"Le secret de Monsieur Bernard Plasse.
Après un séjour dans le Nevada, Max Ernst a peint de minuscules paysages d’un format de timbre-poste qu’il nomma des microbes. L’ouverture de la galerie du tableau s’est faite avec un de ses microbes de Max Ernst.
Aujourd’hui, dans cette pièce de seize mètres carrés vous pensez voir des assiettes, un dessus de table, des feuilles trouées. C’est étrange comme on voit rarement les choses qui sont devant nous. On les regarde, elles nous regardent, on les croise mais on ne les voit pas. Ah ! Voir ! Ces choses, là, devant vous sont surement des messages. Le monde est farci de signes, même si les auteurs n’en connaissent pas tous les codes, ni les clés.
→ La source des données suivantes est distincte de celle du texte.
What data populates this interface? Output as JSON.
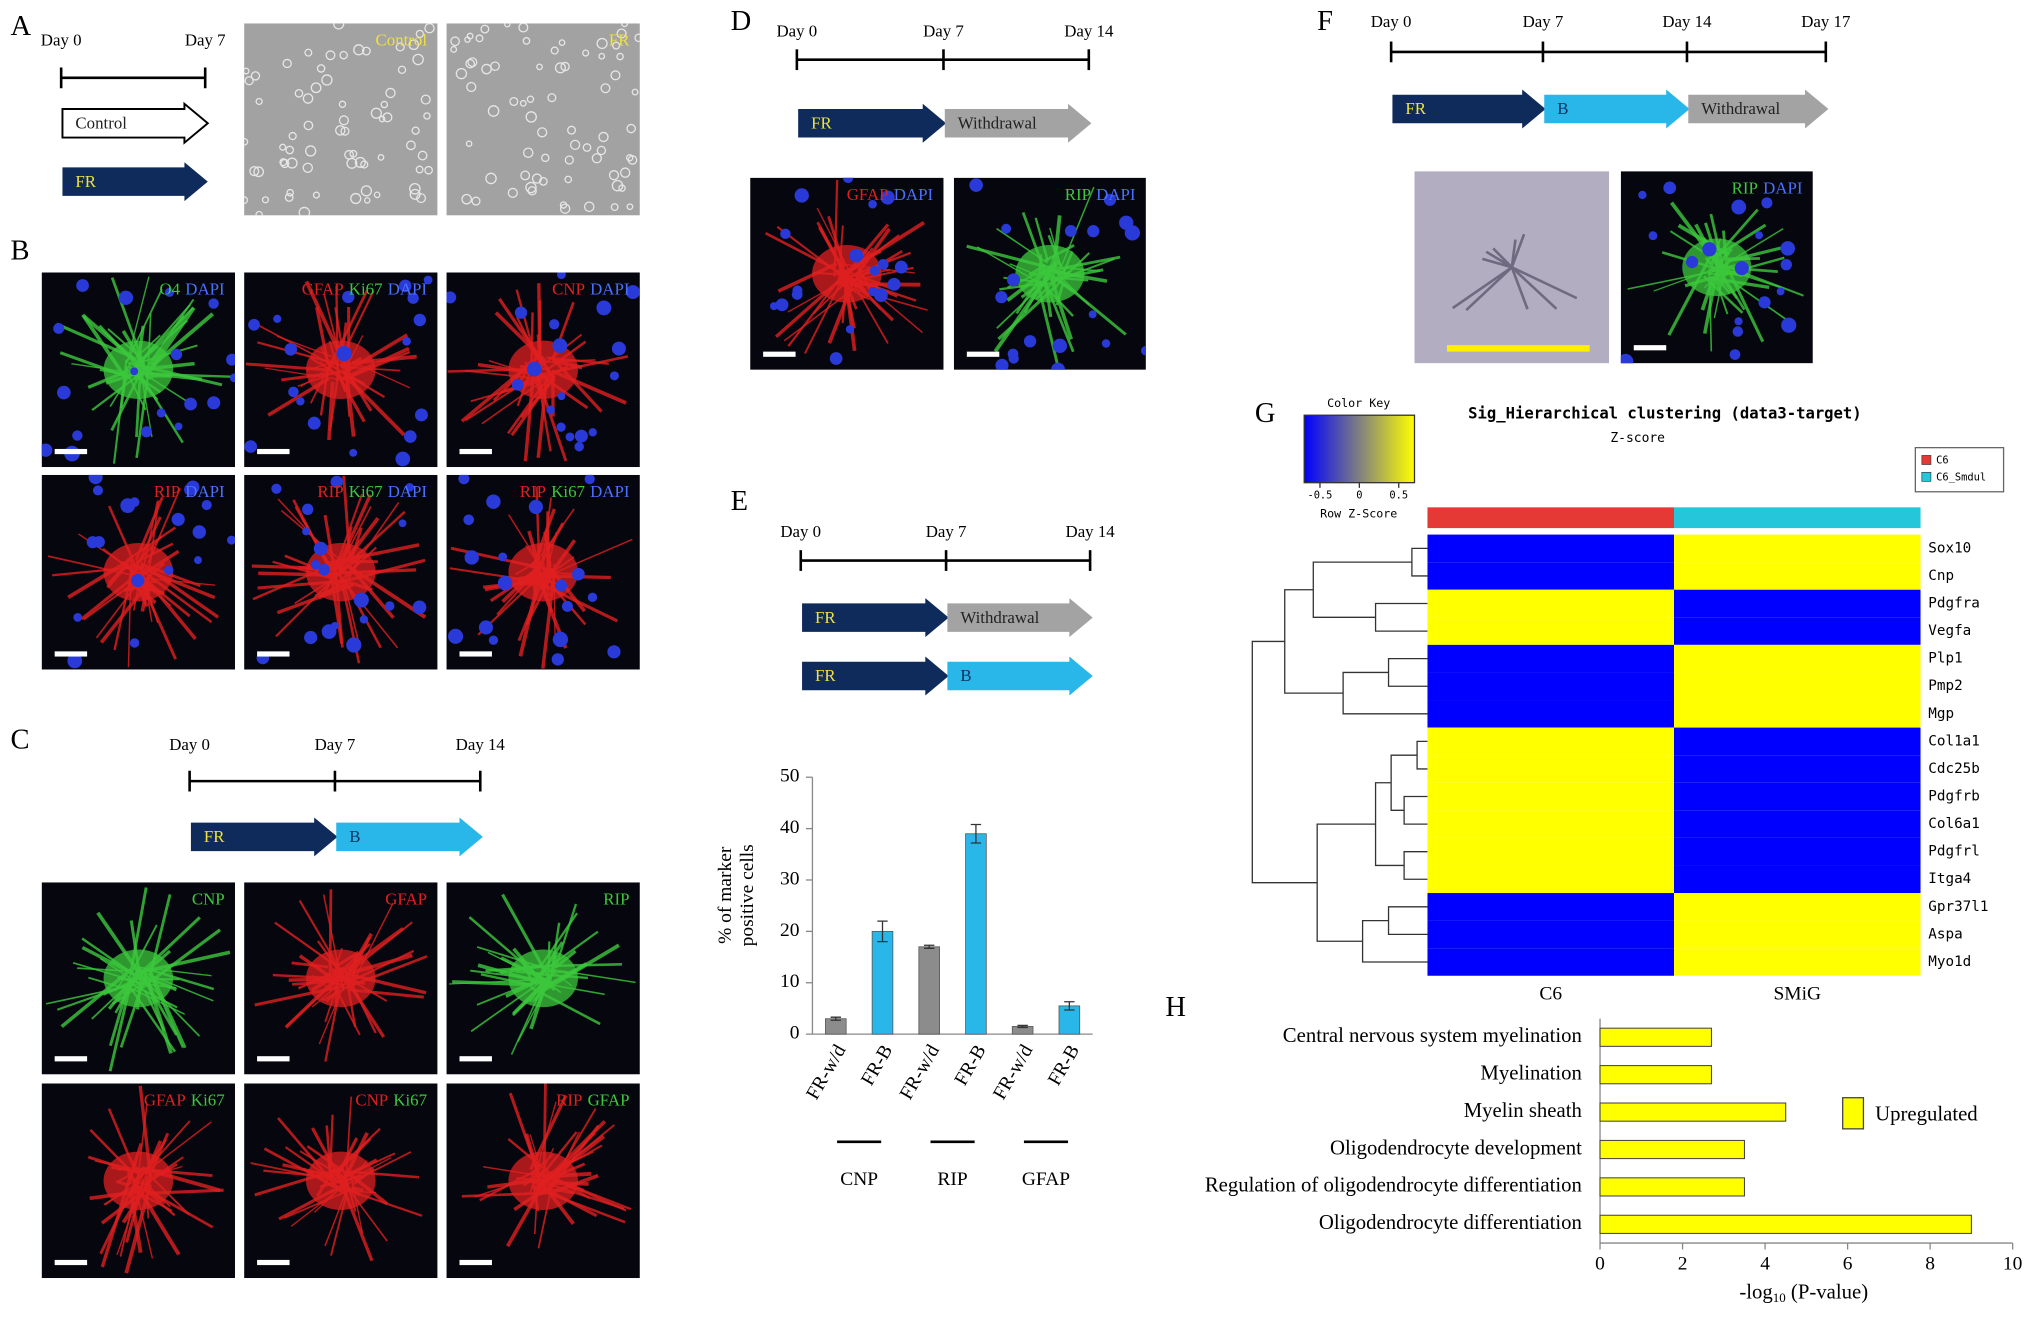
{
  "panels": [
    {
      "letter": "A",
      "days": [
        "Day 0",
        "Day 7"
      ],
      "arrows": [
        [
          {
            "text": "Control",
            "color": "#ffffff"
          }
        ],
        [
          {
            "text": "FR",
            "color": "#0f2b5b"
          }
        ]
      ],
      "images": [
        [
          {
            "text": "Control",
            "color": "#f0e040"
          }
        ],
        [
          {
            "text": "FR",
            "color": "#f0e040"
          }
        ]
      ]
    },
    {
      "letter": "B",
      "images": [
        [
          {
            "text": "O4",
            "color": "#3cc83c"
          },
          {
            "text": "DAPI",
            "color": "#4a70ff"
          }
        ],
        [
          {
            "text": "GFAP",
            "color": "#e02020"
          },
          {
            "text": "Ki67",
            "color": "#3cc83c"
          },
          {
            "text": "DAPI",
            "color": "#4a70ff"
          }
        ],
        [
          {
            "text": "CNP",
            "color": "#e02020"
          },
          {
            "text": "DAPI",
            "color": "#4a70ff"
          }
        ],
        [
          {
            "text": "RIP",
            "color": "#e02020"
          },
          {
            "text": "DAPI",
            "color": "#4a70ff"
          }
        ],
        [
          {
            "text": "RIP",
            "color": "#e02020"
          },
          {
            "text": "Ki67",
            "color": "#3cc83c"
          },
          {
            "text": "DAPI",
            "color": "#4a70ff"
          }
        ],
        [
          {
            "text": "RIP",
            "color": "#e02020"
          },
          {
            "text": "Ki67",
            "color": "#3cc83c"
          },
          {
            "text": "DAPI",
            "color": "#4a70ff"
          }
        ]
      ]
    },
    {
      "letter": "C",
      "days": [
        "Day 0",
        "Day 7",
        "Day 14"
      ],
      "arrows": [
        [
          {
            "text": "FR",
            "color": "#0f2b5b"
          },
          {
            "text": "B",
            "color": "#29b6e8"
          }
        ]
      ],
      "images": [
        [
          {
            "text": "CNP",
            "color": "#3cc83c"
          }
        ],
        [
          {
            "text": "GFAP",
            "color": "#e02020"
          }
        ],
        [
          {
            "text": "RIP",
            "color": "#3cc83c"
          }
        ],
        [
          {
            "text": "GFAP",
            "color": "#e02020"
          },
          {
            "text": "Ki67",
            "color": "#3cc83c"
          }
        ],
        [
          {
            "text": "CNP",
            "color": "#e02020"
          },
          {
            "text": "Ki67",
            "color": "#3cc83c"
          }
        ],
        [
          {
            "text": "RIP",
            "color": "#e02020"
          },
          {
            "text": "GFAP",
            "color": "#3cc83c"
          }
        ]
      ]
    },
    {
      "letter": "D",
      "days": [
        "Day 0",
        "Day 7",
        "Day 14"
      ],
      "arrows": [
        [
          {
            "text": "FR",
            "color": "#0f2b5b"
          },
          {
            "text": "Withdrawal",
            "color": "#a3a3a3"
          }
        ]
      ],
      "images": [
        [
          {
            "text": "GFAP",
            "color": "#e02020"
          },
          {
            "text": "DAPI",
            "color": "#4a70ff"
          }
        ],
        [
          {
            "text": "RIP",
            "color": "#3cc83c"
          },
          {
            "text": "DAPI",
            "color": "#4a70ff"
          }
        ]
      ]
    },
    {
      "letter": "E",
      "days": [
        "Day 0",
        "Day 7",
        "Day 14"
      ],
      "arrows": [
        [
          {
            "text": "FR",
            "color": "#0f2b5b"
          },
          {
            "text": "Withdrawal",
            "color": "#a3a3a3"
          }
        ],
        [
          {
            "text": "FR",
            "color": "#0f2b5b"
          },
          {
            "text": "B",
            "color": "#29b6e8"
          }
        ]
      ]
    },
    {
      "letter": "F",
      "days": [
        "Day 0",
        "Day 7",
        "Day 14",
        "Day 17"
      ],
      "arrows": [
        [
          {
            "text": "FR",
            "color": "#0f2b5b"
          },
          {
            "text": "B",
            "color": "#29b6e8"
          },
          {
            "text": "Withdrawal",
            "color": "#a3a3a3"
          }
        ]
      ],
      "images": [
        [],
        [
          {
            "text": "RIP",
            "color": "#3cc83c"
          },
          {
            "text": "DAPI",
            "color": "#4a70ff"
          }
        ]
      ]
    },
    {
      "letter": "G"
    },
    {
      "letter": "H"
    }
  ],
  "heatmap": {
    "title": "Sig_Hierarchical clustering (data3-target)",
    "subtitle": "Z-score",
    "key_title": "Color Key",
    "key_label": "Row Z-Score",
    "key_ticks": [
      -0.5,
      0,
      0.5
    ],
    "color_range": [
      -0.7,
      0.7
    ],
    "colors": [
      "#0000ff",
      "#ffff00"
    ],
    "legend": [
      {
        "name": "C6",
        "color": "#e53935"
      },
      {
        "name": "C6_Smdul",
        "color": "#26c6da"
      }
    ],
    "columns": [
      "C6",
      "SMiG"
    ],
    "rows": [
      "Sox10",
      "Cnp",
      "Pdgfra",
      "Vegfa",
      "Plp1",
      "Pmp2",
      "Mgp",
      "Col1a1",
      "Cdc25b",
      "Pdgfrb",
      "Col6a1",
      "Pdgfrl",
      "Itga4",
      "Gpr37l1",
      "Aspa",
      "Myo1d"
    ],
    "values": [
      [
        -0.7,
        0.7
      ],
      [
        -0.7,
        0.7
      ],
      [
        0.7,
        -0.7
      ],
      [
        0.7,
        -0.7
      ],
      [
        -0.7,
        0.7
      ],
      [
        -0.7,
        0.7
      ],
      [
        -0.7,
        0.7
      ],
      [
        0.7,
        -0.7
      ],
      [
        0.7,
        -0.7
      ],
      [
        0.7,
        -0.7
      ],
      [
        0.7,
        -0.7
      ],
      [
        0.7,
        -0.7
      ],
      [
        0.7,
        -0.7
      ],
      [
        -0.7,
        0.7
      ],
      [
        -0.7,
        0.7
      ],
      [
        -0.7,
        0.7
      ]
    ]
  },
  "chart_data": [
    {
      "type": "bar",
      "categories": [
        "FR-w/d",
        "FR-B",
        "FR-w/d",
        "FR-B",
        "FR-w/d",
        "FR-B"
      ],
      "groups": [
        "CNP",
        "RIP",
        "GFAP"
      ],
      "values": [
        3,
        20,
        17,
        39,
        1.5,
        5.5
      ],
      "errors": [
        0.3,
        2,
        0.3,
        1.8,
        0.2,
        0.8
      ],
      "colors": [
        "#8c8c8c",
        "#29b6e8",
        "#8c8c8c",
        "#29b6e8",
        "#8c8c8c",
        "#29b6e8"
      ],
      "ylabel": [
        "% of marker",
        "positive cells"
      ],
      "ylim": [
        0,
        50
      ],
      "yticks": [
        0,
        10,
        20,
        30,
        40,
        50
      ]
    },
    {
      "type": "barh",
      "categories": [
        "Central nervous system myelination",
        "Myelination",
        "Myelin sheath",
        "Oligodendrocyte development",
        "Regulation of oligodendrocyte differentiation",
        "Oligodendrocyte differentiation"
      ],
      "values": [
        2.7,
        2.7,
        4.5,
        3.5,
        3.5,
        9
      ],
      "color": "#ffff00",
      "series_name": "Upregulated",
      "xlabel": [
        "-log",
        "10",
        " (P-value)"
      ],
      "xlim": [
        0,
        10
      ],
      "xticks": [
        0,
        2,
        4,
        6,
        8,
        10
      ]
    }
  ]
}
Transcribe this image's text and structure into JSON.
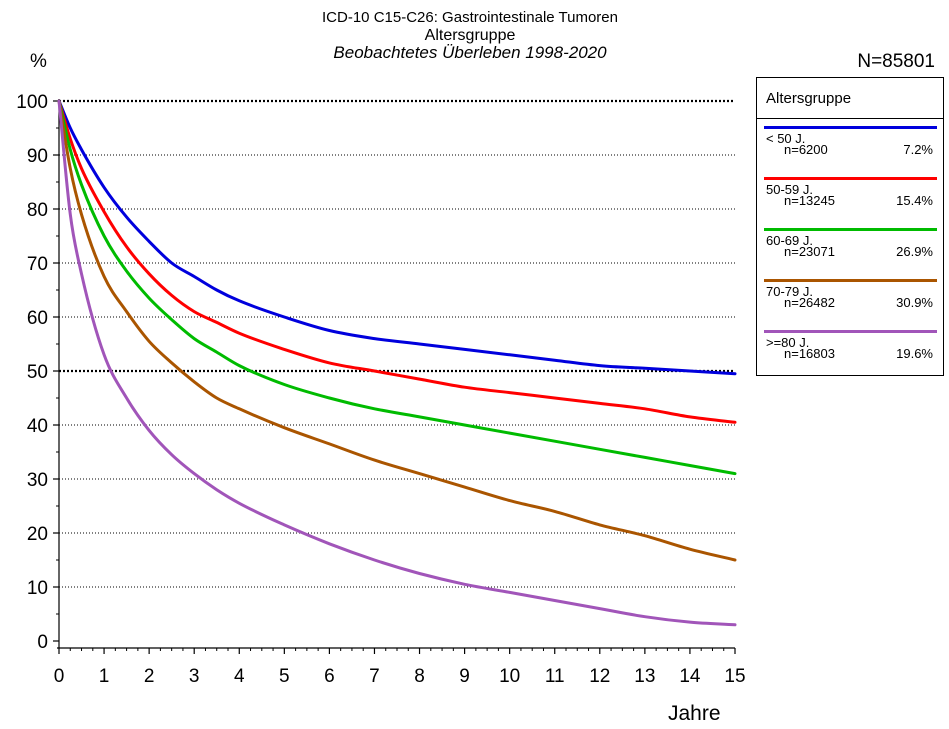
{
  "header": {
    "title_line1": "ICD-10 C15-C26: Gastrointestinale Tumoren",
    "title_line2": "Altersgruppe",
    "subtitle": "Beobachtetes Überleben 1998-2020",
    "y_unit": "%",
    "total_n": "N=85801"
  },
  "legend": {
    "title": "Altersgruppe",
    "placement": "right"
  },
  "chart_data": {
    "type": "line",
    "title": "ICD-10 C15-C26: Gastrointestinale Tumoren",
    "subtitle": "Altersgruppe — Beobachtetes Überleben 1998-2020",
    "xlabel": "Jahre",
    "ylabel": "%",
    "xlim": [
      0,
      15
    ],
    "ylim": [
      0,
      100
    ],
    "xticks": [
      0,
      1,
      2,
      3,
      4,
      5,
      6,
      7,
      8,
      9,
      10,
      11,
      12,
      13,
      14,
      15
    ],
    "yticks": [
      0,
      10,
      20,
      30,
      40,
      50,
      60,
      70,
      80,
      90,
      100
    ],
    "grid": "horizontal dotted at 10-unit intervals; bold dotted reference lines at 50 and 100",
    "legend_placement": "right",
    "x": [
      0,
      0.25,
      0.5,
      1,
      1.5,
      2,
      2.5,
      3,
      3.5,
      4,
      5,
      6,
      7,
      8,
      9,
      10,
      11,
      12,
      13,
      14,
      15
    ],
    "series": [
      {
        "name": "< 50 J.",
        "n": "n=6200",
        "pct": "7.2%",
        "color": "#0000dd",
        "values": [
          100,
          95,
          91,
          84,
          78.5,
          74,
          70,
          67.5,
          65,
          63,
          60,
          57.5,
          56,
          55,
          54,
          53,
          52,
          51,
          50.5,
          50,
          49.5
        ]
      },
      {
        "name": "50-59 J.",
        "n": "n=13245",
        "pct": "15.4%",
        "color": "#ff0000",
        "values": [
          100,
          93,
          87.5,
          79.5,
          73,
          68,
          64,
          61,
          59,
          57,
          54,
          51.5,
          50,
          48.5,
          47,
          46,
          45,
          44,
          43,
          41.5,
          40.5
        ]
      },
      {
        "name": "60-69 J.",
        "n": "n=23071",
        "pct": "26.9%",
        "color": "#00bb00",
        "values": [
          100,
          91,
          84.5,
          75,
          68.5,
          63.5,
          59.5,
          56,
          53.5,
          51,
          47.5,
          45,
          43,
          41.5,
          40,
          38.5,
          37,
          35.5,
          34,
          32.5,
          31
        ]
      },
      {
        "name": "70-79 J.",
        "n": "n=26482",
        "pct": "30.9%",
        "color": "#aa5500",
        "values": [
          100,
          87.5,
          79,
          67.5,
          61,
          55.5,
          51.5,
          48,
          45,
          43,
          39.5,
          36.5,
          33.5,
          31,
          28.5,
          26,
          24,
          21.5,
          19.5,
          17,
          15
        ]
      },
      {
        "name": ">=80 J.",
        "n": "n=16803",
        "pct": "19.6%",
        "color": "#a155b9",
        "values": [
          100,
          79,
          68,
          53,
          45,
          39,
          34.5,
          31,
          28,
          25.5,
          21.5,
          18,
          15,
          12.5,
          10.5,
          9,
          7.5,
          6,
          4.5,
          3.5,
          3
        ]
      }
    ]
  }
}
Il est difficile de savoir si ces messages sont tous cryptés. Il s’avère pourtant que nous avons souvent du mal à les déchiffrer. Il faut faire avec ça. C’est notre monde. Mis à part quelques outils, comme le voyage en space-cake (gâteau au cannabis), nous ne disposons pas encore de beaucoup de machines pour interpréter la réalité et ses multiples langages.
Quand je me rends à la galerie du tableau (coquille ou Bernard l’ermite s’est infiltré à l’arrache pour y élire bureau), je ne vais pas voir Monsieur Bernard Plasse ou des œuvres en particulier. Non, je vais plutôt participer à une heure ou deux d’une longue action qui dure depuis des années. C’est une supposition. Tout le monde peut en faire autant. Il n’y a pas d’exclu. C’est ouvert aux passants. Peut-on supposer que quelqu’un est décidé de mener une vie conceptuelle et qu’il est fait de sa vie une performance sans le dire à personne ? Pourrait-il y avoir un art conceptuel brut ?
Les expositions dans cette galerie ne seraient que leurre et prétexte. Le principe ne serait pas l’unité, l’exposition, mais la suite, l’ensemble, le groupe. Chaque exposition s’ajouterait aux autres dans un mouvement continu. On peut donc prendre sa vie (l’enfance, l’adolescence, l’âge prétendument adulte, la vieillesse) comme une suite de performances. En ce moment même, en lisant ce que vous êtes en train de lire, oui, en lisant ce que vous êtes en train de lire, ne vous retournez pas, ralentissez votre respiration, ça y est, voilà, c’est trop tard, vous êtes dans le dispositif."
Jean-Pierre Ostende
(2014 – pour l’exposition de Jean-Marc Andrieu, Bernard Plasse, Arnaud Vasseux)
La Galerie du Tableau / Association Diem Perdidi
La Galerie du tableau est la plus ancienne galerie Marseillaise encore en activité, elle a été créée le 17 décembre 1990 par Bernard Plasse, ainsi que l'année d'après l’association Diem Perdidi qui organise sa programmation. La galerie du tableau a depuis permis à des milliers d’artistes de s’exprimer, expérimenter et rencontrer leurs pairs et un réseau de passionnés à Marseille, en France et dans le monde.
Par sa forme, sa malléabilité et l’espièglerie de son créateur, elle a ouvert des champs d’explorations entre pratiques, lieux, concepts, domaines de connaissances. Elle a permis des voyages, entre autres, vers les Etats-Unis, l’Allemagne, la Belgique et la Chine. De nombreux artistes ont fait leurs premiers pas face aux publics au 37 rue Sylvabelle à Marseille, avant pour certains de connaitre des parcours internationaux. Elle a été aussi à l’origine de nombreuses autres institutions marseillaises aujourd’hui sur le devant de la scène (Triangle, réseau P.A.C. , etc… ).
Cette galerie tente d’éviter les dogmatismes, les chapelles de l’art contemporain, l’individualisme outrancier et les excessives dérives de la professionnalisation du monde de l’art. La galerie du tableau privilégie les coopérations désintéressées. Elle est en lien avec de nombreuses associations et institutions pour faciliter les circulations et les rencontres entre les artistes et les publics. Encore aujourd’hui, le dévouement de son fondateur pour la création en témoigne.